Earlier this year, Consumer magazine compared 26 breakfast cereals specifically aimed at children and found that over half of them were at least 1/3 sugar.
Often the excuse is that people are just going to add sugar at home anyway, but that’s really no excuse at all; we should be given the choice. High amounts of sugar in the diet are related to tooth decay as well as overweight and obesity, which is on the increase amongst our children.
Look for products with less than 15g of sugar per 100g, or if they contain dried fruit up to 25g per 100g.
It’s best not to give children foods with high amounts of sugar or sodium as ‘everyday foods’ as they’ll become accustomed to these tastes. For children (and adults other than those on a low-sodium diet) look for a moderate sodium content of up to 400mg per 100g.
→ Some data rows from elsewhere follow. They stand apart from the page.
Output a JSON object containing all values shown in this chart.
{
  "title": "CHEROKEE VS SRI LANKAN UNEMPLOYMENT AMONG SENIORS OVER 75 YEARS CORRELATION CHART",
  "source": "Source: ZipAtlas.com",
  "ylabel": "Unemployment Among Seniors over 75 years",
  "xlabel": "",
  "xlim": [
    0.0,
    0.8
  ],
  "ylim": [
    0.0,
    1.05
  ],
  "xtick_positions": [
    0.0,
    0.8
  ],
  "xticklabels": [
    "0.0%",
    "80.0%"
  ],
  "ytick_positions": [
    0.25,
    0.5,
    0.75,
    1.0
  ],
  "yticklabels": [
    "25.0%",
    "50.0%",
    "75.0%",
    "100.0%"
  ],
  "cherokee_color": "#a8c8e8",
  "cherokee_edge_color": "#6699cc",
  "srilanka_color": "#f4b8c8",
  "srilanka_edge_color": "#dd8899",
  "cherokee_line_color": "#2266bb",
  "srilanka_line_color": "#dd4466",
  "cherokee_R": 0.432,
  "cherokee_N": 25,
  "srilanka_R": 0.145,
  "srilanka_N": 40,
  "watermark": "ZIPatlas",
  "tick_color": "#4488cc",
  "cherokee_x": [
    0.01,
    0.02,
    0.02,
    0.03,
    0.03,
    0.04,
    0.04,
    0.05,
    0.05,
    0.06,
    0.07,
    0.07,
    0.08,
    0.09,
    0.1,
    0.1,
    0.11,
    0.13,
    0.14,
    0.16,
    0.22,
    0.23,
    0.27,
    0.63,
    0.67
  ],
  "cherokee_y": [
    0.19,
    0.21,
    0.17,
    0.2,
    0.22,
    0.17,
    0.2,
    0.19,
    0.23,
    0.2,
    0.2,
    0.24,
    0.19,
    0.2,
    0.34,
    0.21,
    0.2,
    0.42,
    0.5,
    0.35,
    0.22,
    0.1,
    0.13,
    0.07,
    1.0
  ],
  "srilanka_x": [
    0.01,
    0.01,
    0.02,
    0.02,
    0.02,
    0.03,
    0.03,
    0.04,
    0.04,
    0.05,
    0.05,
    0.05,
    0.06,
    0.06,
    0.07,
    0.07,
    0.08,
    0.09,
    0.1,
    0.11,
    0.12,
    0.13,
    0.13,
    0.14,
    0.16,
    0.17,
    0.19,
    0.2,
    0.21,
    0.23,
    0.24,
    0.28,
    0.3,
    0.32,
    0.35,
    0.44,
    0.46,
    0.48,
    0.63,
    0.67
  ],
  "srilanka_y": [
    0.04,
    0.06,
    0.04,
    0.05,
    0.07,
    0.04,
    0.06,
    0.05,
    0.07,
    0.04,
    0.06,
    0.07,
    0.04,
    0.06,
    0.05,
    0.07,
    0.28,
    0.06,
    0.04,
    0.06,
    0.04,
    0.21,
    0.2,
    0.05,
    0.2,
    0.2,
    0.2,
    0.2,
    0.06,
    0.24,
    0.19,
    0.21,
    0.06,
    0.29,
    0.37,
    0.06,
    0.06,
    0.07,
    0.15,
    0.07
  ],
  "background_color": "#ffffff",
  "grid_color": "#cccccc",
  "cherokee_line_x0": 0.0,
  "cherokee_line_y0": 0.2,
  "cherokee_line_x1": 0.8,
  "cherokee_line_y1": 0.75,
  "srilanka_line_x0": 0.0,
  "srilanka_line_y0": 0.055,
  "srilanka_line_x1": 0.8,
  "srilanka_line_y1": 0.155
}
For adults, breakfast cereals are often an opportunity to increase a low fibre intake, but kids don’t need as much fibre in their diet. Look for a cereal with more than 5g of fibre per 100g but no more than 15g.
In the past a rule of thumb for kids fibre needs (in grams) was to use their age and add five, but with the latest dietary recommendations you’ll need to add ten to the child’s age.